Bo to nieprawda. Najpierw trzeba się nauczyć robić zdjęcia a potem, mając to doświadczenie i wiedząc czego nam potrzeba - kupujemy. Wg świadomych potrzeb, a nie dlatego, że ktoś powiedział, że coś może być dobre.

Więc powtórzę:
1. w domu - jak najwięcej czytać. Internet, książki - wiedzy (teoretycznej) nigdy za mało.
2. w plenerze - robimy zdjęcia, korzystając z nabytej teorii i robiąc notatki
3. w domu - przeglądamy zrobione zdjęcia, notatki i wyciągamy wnioski. W razie potrzeby wracamy do punktu 1.
4. gdy jakieś sformułowania teoretyczne są niejasne - pytamy na forum. Gdy zdjęcia są be i nie wiemy dlaczego - wystawiamy na forum (z exifem koniecznie) z ewentualnym opisem i prosimy o radę.
GOTO 1.

I tak w kółko. Aż się nauczysz, poznasz sprzęt, zależności ustawień od warunków zastanych i będziesz mógł podjąć świadomą decyzję, czego Ci więcej trzeba.
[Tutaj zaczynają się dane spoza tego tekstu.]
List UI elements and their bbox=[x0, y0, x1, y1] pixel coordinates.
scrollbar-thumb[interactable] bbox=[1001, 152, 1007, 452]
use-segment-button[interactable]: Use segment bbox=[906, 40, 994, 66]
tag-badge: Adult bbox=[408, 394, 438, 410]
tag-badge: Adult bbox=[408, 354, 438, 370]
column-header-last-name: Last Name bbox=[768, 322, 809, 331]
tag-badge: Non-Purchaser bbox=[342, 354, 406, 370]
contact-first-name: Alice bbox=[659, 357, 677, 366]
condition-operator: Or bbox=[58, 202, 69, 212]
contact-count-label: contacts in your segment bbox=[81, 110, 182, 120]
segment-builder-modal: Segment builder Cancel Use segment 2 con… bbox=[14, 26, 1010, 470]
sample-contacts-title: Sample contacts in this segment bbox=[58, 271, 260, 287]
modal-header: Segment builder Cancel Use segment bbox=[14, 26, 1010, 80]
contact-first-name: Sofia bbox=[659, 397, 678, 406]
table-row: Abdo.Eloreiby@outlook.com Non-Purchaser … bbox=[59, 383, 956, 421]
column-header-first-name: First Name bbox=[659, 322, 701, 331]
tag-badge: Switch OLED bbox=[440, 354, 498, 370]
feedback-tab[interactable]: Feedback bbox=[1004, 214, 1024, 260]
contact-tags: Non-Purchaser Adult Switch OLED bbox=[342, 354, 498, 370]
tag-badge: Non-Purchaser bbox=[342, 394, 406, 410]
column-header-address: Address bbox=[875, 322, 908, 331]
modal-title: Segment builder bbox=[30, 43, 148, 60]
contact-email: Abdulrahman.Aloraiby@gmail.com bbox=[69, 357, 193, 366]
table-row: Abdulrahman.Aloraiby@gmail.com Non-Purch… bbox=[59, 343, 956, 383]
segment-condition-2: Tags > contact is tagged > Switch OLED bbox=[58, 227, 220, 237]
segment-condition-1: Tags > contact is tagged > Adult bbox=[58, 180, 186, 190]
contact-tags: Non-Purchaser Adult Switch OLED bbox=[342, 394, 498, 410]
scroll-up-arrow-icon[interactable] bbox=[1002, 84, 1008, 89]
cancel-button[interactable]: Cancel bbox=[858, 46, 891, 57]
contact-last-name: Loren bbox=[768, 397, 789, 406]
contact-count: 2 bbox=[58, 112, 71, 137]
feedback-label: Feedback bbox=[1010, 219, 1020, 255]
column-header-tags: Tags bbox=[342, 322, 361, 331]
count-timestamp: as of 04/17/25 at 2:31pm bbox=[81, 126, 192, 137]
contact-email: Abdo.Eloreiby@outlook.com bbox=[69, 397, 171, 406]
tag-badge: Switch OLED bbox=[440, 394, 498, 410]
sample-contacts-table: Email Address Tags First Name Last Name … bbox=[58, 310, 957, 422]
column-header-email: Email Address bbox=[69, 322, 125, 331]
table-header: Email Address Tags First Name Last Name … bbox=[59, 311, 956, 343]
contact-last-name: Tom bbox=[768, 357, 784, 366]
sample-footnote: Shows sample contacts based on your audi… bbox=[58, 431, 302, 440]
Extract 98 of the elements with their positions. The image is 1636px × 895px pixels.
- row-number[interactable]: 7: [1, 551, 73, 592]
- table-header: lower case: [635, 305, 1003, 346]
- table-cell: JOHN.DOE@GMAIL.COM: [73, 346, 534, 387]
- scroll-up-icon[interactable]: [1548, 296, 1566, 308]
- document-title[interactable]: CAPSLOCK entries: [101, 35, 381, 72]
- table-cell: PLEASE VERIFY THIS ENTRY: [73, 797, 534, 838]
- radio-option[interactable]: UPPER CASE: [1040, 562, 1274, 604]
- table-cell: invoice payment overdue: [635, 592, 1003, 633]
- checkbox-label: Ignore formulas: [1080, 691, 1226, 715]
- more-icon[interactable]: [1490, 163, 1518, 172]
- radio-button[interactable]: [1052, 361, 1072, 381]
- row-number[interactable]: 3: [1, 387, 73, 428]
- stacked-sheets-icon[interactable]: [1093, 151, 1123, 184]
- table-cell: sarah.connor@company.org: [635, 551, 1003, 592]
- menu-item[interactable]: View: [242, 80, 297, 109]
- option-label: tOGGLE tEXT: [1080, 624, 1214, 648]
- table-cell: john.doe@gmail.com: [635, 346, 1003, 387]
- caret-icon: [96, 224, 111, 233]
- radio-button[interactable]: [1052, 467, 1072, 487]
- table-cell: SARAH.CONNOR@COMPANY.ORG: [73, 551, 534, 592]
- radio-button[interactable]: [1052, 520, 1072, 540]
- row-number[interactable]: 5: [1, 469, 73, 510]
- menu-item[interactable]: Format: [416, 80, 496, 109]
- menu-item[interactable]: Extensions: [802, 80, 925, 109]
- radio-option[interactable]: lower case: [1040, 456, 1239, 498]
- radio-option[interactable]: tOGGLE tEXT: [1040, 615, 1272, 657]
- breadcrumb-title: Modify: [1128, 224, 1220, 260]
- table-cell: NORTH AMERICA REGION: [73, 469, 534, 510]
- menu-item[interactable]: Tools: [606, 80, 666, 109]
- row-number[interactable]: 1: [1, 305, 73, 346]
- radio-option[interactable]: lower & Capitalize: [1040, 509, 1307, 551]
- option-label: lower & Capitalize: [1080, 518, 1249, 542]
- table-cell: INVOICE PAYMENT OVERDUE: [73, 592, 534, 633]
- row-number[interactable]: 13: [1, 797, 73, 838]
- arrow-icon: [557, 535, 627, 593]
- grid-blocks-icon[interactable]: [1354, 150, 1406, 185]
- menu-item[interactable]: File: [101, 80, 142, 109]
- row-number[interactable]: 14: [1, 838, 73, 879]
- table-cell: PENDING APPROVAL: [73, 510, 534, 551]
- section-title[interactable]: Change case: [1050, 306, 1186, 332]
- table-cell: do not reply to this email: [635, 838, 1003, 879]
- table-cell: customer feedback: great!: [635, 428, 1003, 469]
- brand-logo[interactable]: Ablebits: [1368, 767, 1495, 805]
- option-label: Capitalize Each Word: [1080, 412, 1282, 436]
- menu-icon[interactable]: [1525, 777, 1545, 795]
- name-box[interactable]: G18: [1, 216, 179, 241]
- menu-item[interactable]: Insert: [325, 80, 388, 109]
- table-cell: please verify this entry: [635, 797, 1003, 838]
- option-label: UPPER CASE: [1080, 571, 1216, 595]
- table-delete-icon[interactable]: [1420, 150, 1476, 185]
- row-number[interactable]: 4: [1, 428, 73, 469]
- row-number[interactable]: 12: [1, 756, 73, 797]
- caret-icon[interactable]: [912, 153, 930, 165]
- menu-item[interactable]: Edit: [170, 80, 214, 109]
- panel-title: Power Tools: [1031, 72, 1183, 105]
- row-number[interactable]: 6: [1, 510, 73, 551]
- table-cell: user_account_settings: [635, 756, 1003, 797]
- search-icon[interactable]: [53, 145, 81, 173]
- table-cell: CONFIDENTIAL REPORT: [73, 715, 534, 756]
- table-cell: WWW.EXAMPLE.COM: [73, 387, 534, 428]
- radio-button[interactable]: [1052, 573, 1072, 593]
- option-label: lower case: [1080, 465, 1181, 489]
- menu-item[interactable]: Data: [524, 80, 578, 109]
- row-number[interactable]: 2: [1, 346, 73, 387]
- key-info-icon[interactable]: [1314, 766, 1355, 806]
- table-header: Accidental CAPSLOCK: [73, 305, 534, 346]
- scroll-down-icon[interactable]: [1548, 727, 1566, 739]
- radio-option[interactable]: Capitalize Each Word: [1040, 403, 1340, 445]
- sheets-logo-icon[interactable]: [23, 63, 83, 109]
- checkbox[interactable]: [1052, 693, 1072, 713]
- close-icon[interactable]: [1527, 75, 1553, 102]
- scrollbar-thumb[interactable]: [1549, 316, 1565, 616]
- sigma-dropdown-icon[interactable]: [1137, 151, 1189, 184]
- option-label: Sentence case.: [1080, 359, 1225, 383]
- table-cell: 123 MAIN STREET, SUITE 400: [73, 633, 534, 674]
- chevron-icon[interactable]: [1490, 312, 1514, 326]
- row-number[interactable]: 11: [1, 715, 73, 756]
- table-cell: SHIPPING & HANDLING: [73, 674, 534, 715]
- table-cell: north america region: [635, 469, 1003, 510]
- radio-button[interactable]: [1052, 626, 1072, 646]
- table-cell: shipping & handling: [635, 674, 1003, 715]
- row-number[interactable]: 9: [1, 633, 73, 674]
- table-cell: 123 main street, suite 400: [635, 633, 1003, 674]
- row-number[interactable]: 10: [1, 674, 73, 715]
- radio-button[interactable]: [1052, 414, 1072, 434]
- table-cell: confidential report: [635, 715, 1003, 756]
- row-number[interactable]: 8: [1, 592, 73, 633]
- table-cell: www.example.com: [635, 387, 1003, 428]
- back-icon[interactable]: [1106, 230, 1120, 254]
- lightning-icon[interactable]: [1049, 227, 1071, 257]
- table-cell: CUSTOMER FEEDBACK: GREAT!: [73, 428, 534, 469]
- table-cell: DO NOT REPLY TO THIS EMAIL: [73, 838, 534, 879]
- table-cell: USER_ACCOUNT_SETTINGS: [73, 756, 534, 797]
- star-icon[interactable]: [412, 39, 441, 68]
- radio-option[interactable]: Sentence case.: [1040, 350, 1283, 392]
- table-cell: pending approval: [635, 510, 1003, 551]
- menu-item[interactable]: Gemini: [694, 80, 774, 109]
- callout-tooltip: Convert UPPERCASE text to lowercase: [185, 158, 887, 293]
To z tym angielskim trawnikiem, to nie był żart, ani złośliwość z mojej strony - to tak działa. Tylko, że w fotografii trochę szybciej - u jednych kilka miesięcy u innych do końca zycia ;)
Pozdrawiam

------------------------------
fotoamator
profile.country.pl_PL.title
pablo_duch
Początkujący

co do trawnika -to odebrałem jak mialem czyli z dystansem i humorem;)
a wracajac do rozmowy o fotografowaniu to najwiekszy problem mam ze zrozumieniem przysłon,czasu naswietlania no i ich zaleznosciach miedzy soba...jedno co moge powiedziec to - unikam focenia na AUTO,bo to nie zabawa ale foce na A lub M i Sz tym ze zastanowiło mnie wczoraj jedno-pierwsze fotki na M wyszły prawie biale-robiłem zonie fotki na dworze i biel sama wyszła-czyli czegos za duzo/?no i mam jednak problem z tym POMIAREM SWIATŁA,ucze sie cwicze ale nie wiem czy wychodzi mi to co chce - co powinno,wiem przerabialismy to i musze cwiczyc i czytam, rozne rzeczy ale czasem ludziska co to tłumacza uzywaja jezyka LUDZI FOTO-tych co zyja z fotografii i ciezko mi to zrozumiec-oczywiscie czasem,wiec sporo przedemna ale jak mowisz-w domu to nie zabawa,fakt zdjecia ładne ale na dworze to jest inna bajka-nie kiedy trudniejsza!!!

profile.country.PL.title
Tadeusz.O
Doradca

Pablo, póki co, zapomnij o trybie "M".
Używająć trybów tematycznych (to nie zbrodnia - to są programy dla amatorów), patrz na to, jakie aparat ustawia czasy, jaką przysłonę, i do czego.
Potem próbuj sam, np. z trybem A: ustawiaj przysłone i patrz, co aparat robi z czasem (migawką). Spróbuj też zaznajomić się z trybem "P" i używaj "shifta", do zmiany parametrów. Patrz i wyciągaj wnioski.
A białe na "M" miałeś, bo za dużo światła wpuściłeś do matrycy - albo za duża przysłona, albo za długi czas, albo za duże ISO, albo wszystko na raz ;)
Zostaw na razie M w spokoju, chyba, że tylko doćwiczeń, jak się zmienia naświetlenie w zależności od tego, co ustawisz.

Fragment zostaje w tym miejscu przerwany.